2. 28 CFR part 2, Sec. 2.13 is amended by revising paragraphs (a),
(b) and (c) to read as follows:
Sec. 2.13 Initial hearing; procedure.
(a) An initial hearing shall be conducted by a single hearing
examiner unless the Regional Commissioner orders that the hearing be
conducted by a panel of two examiners. The examiner shall discuss with
the prisoner his offense severity rating and salient factor score as
described in Sec. 2.20, his institutional conduct and, in addition, any
other matter the examiner may deem relevant.
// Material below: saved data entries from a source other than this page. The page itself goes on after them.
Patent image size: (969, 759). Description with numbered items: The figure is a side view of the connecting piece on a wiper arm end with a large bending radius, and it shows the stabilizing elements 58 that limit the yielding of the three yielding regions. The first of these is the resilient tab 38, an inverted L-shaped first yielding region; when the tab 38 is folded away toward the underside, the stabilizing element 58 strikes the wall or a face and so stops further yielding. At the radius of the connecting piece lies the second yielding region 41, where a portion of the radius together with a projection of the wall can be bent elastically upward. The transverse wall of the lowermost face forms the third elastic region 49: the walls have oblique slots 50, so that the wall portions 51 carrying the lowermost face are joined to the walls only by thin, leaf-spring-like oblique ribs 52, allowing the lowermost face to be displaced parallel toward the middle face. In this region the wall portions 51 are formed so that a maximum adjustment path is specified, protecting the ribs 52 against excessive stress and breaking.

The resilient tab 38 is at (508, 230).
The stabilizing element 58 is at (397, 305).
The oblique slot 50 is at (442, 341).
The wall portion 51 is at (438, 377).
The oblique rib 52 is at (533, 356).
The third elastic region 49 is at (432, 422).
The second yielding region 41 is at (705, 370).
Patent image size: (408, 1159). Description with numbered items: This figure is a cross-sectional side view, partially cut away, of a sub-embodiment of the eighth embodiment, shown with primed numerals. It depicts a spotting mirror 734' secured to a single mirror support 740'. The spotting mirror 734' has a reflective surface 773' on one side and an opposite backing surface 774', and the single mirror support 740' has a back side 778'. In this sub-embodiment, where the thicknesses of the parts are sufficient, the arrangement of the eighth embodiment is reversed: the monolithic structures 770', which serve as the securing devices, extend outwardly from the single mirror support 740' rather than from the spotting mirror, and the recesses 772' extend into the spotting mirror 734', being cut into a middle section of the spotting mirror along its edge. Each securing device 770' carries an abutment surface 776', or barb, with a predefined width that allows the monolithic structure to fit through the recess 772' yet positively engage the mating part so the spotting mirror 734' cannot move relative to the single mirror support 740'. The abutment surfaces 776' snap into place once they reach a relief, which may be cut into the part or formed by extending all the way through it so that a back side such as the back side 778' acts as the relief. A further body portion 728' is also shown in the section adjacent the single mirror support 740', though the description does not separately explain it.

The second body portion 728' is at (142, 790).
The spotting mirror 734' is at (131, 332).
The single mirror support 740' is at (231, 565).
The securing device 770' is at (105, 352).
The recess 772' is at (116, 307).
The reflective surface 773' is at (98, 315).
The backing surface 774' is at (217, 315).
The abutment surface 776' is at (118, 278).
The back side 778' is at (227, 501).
(b) A prisoner may be represented at a hearing by a person of his
or her choice. The function of the prisoner's representative shall be
to offer a statement at the conclusion of the interview of the prisoner
by the examiner, and to provide such additional information as the
examiner shall request. Interested parties who oppose parole may select
a representative to appear and offer a statement. The hearing examiner
shall limit or exclude any irrelevant or repetitious statement.
(c) At the conclusion of the hearing, the examiner shall discuss
the decision to be recommended by the examiner, and the reasons
therefor, except in the extraordinary circumstance of a complex issue
that requires further deliberation before a recommendation can be made.
* * * * *
3. 28 CFR part 2, Sec. 2.23 is amended by revising paragraphs (a),
(b) and (c) to read as follows:
Sec. 2.23 Delegation to hearing examiners.
(a) There is hereby delegated to hearing examiners the authority
necessary to conduct hearings and to make recommendations relative to
the grant or denial of parole or reparole, revocation or reinstatement
of parole or mandatory release, and conditions of parole. Any hearing
may be conducted by a single examiner or by a panel of examiners. A
Regional Administrator shall function as a hearing examiner for the
purpose of obtaining a panel recommendation whenever the Regional
Commissioner has not ordered that a hearing be conducted by a panel of
two examiners.
(b) The concurrence of two hearing examiners, or of a hearing
examiner and the Regional Administrator, shall be required to obtain a
panel recommendation to the Regional Commissioner. A panel
recommendation is required in each case decided by a Regional
Commissioner after the holding of a hearing.
(c) An examiner panel recommendation consists of two concurring
examiner votes. In the event of divergent votes, the case shall be
referred to another hearing examiner (or to the Regional Administrator
in the case of a hearing conducted by a panel of examiners) for another
vote. If concurring votes do not result from such a referral, the case
shall be referred to any available hearing examiner until a panel
recommendation is obtained.
* * * * *
Dated: August 22, 1994.
Jasper R. Clay, Jr.,
Vice Chairman, U.S. Parole Commission.